Il comma 3 applica gli "sconti" a quanto dovuto in qualità di sanzione; in questo caso la sanatoria consente di definire la questione pagando il 40% o il 15% a seconda che, nella controversia, si sia già ottenuta una pronuncia favorevole rispettivamente di primo o di secondo grado. Con il comma 4 semplicemente si limita la possibilità di aderire alla sanatoria alle controversie notificate entro la data di entrata in vigore del decreto; insomma, si escludono le controversie future.
Ma poi si arriva al comma 5 e si trova un fattore critico per la questione delle multe sulle quote latte. Perché alla lettera "b" vengono escluse dalla definizione delle controversie (cioè dalla sanatoria) " le somme dovute a titolo di recupero di aiuti di Stato ai sensi dell’articolo 16 del regolamento (UE) 2015/1589 del Consiglio, del 13 luglio 2015".
Ecco il punto: ci sarà da capire, e sarà materia di discussione tra esperti, se dopo la sentenza del gennaio 2018 sul "Ricorso per inadempimento" sulle multe pregresse (si veda box) il mancato recupero delle multe – anche parziale, in virtù dello "sconto" dovuto al Decreto fiscale – sia da considerarsi o meno aiuto di Stato non concordato. Perché in questo caso, sarebbe lo stesso decreto fiscale del governo Conte (comma 5 articolo 6) a escludere le multe sulle quote latte dalla sanatoria.
LA NATURA DELLE QUOTE LATTE PERCHÉ LO SCONTO FORSE È AIUTO DI STATO
Bisogna ricordare che il denaro dovuto dall'Italia, considerata come stato membro, all'Unione europea per gli splafonamenti delle campagne lattiere tra la 1995/1996 e la 2008/2009 è in realtà già stato versato. L'Italia, negli anni passati, si è infatti sostituita agli allevatori saldando quanto dovuto utilizzando la fiscalità generale, cioè dalle tasse di tutti i cittadini. Dunque, da questo punto di vista e su questo fronte, il nostro Paese non è debitore con l'Ue.

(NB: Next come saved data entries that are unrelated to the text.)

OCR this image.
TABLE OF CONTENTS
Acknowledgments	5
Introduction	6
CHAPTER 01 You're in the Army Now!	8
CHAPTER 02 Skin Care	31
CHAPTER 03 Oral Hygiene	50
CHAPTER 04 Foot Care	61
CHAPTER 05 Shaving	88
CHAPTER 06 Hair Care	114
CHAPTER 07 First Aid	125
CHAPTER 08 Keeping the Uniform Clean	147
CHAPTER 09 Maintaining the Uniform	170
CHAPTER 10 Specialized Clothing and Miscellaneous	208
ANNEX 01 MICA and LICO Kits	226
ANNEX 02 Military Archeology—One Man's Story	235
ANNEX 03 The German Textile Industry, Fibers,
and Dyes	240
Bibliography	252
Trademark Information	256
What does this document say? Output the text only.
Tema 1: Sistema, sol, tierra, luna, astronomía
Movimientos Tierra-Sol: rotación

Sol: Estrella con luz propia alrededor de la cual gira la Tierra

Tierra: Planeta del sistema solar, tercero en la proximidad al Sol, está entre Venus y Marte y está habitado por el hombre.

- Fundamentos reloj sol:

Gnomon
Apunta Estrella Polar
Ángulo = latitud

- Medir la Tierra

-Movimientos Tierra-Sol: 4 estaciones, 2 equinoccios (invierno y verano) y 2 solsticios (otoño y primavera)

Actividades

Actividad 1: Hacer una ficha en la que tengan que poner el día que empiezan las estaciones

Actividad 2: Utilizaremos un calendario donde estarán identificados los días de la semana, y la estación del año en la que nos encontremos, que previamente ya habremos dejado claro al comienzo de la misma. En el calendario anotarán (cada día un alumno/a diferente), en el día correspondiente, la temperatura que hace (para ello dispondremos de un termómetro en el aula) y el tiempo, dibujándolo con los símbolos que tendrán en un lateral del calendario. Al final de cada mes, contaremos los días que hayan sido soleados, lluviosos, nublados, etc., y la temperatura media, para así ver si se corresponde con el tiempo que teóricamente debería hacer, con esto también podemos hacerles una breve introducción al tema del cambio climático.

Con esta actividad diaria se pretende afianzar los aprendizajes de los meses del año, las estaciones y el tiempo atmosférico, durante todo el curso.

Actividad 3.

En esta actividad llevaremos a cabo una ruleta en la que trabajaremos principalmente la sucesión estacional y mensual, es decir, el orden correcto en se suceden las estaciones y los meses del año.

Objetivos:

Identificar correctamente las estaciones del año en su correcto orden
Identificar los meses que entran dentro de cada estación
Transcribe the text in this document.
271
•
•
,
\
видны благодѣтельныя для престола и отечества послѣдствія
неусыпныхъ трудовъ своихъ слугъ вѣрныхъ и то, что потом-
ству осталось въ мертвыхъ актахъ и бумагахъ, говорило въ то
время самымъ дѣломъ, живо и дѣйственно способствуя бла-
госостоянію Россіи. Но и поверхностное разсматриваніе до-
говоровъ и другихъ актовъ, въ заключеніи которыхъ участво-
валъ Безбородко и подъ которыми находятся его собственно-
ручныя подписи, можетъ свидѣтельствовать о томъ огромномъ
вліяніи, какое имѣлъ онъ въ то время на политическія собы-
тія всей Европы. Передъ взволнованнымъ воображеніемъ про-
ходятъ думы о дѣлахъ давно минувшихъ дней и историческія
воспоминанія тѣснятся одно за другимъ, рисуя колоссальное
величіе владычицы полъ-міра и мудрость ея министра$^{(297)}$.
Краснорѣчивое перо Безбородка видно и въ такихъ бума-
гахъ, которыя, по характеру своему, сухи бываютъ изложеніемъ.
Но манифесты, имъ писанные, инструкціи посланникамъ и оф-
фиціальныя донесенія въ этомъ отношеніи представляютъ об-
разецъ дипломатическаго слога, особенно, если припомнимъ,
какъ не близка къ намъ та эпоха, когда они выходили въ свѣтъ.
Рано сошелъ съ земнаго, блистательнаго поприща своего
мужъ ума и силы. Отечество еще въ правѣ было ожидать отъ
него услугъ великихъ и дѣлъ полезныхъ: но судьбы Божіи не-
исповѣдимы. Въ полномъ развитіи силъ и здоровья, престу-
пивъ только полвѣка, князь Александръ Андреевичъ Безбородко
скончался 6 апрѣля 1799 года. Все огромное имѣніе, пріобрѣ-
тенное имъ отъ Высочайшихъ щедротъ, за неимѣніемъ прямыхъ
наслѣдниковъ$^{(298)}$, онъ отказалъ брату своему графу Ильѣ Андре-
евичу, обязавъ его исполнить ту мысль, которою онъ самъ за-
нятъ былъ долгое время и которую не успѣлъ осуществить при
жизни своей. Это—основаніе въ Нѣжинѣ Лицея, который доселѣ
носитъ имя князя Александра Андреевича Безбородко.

Tuttavia, ciò non ha impedito che su questa questione partisse una procedura di infrazione contro l'Italia. La Commissione europea ha infatti preteso che il nostro governo recuperasse le somme corrispondenti presso i produttori "in concreto responsabili della sovrapproduzione" come si legge nei documenti della procedura di infrazione.
Questo perché la ratio del regime delle quote latte non era far pagare un tributo all'Europa, ma calmierare la produzione di latte proprio a favore degli stessi allevatori, in quanto il contenimento produttivo manteneva sostenuto il prezzo del latte alla stalla, con benefici per tutto il sistema zootecnico.
Di fatto, invece, alcuni allevatori italiani, tra il 1995 e il 2009, hanno superato la propria quota senza pagare il corrispettivo prelievo. Secondo Bruxelles, dunque, l'Italia deve procedere alla riscossione dai singoli allevatori di quanto dovuto in termini di multa per i superamenti di quota.
Negli anni scorsi i nostri governi si sono opposti a questa interpretazione e la questione è arrivata dinanzi alla Corte di giustizia dell'Unione europea, che però, lo scorso gennaio, con una sentenza ha dato torto all'Italia e ragione alla Commissione. Più precisamente, la sentenza del gennaio 2018 ha sancito l'obbligo, da parte dello Stato italiano, di mettere in atto gli strumenti necessari per incassare le somme dagli allevatori.
E se l'Italia non lo farà, allora quanto anticipato dall'Italia verrà considerato aiuto di Stato non concordato, il che farebbe partire un'altra procedura di infrazione; più grave e che porterebbe a sanzioni per il nostro Paese, cioè a carico di tutti i cittadini.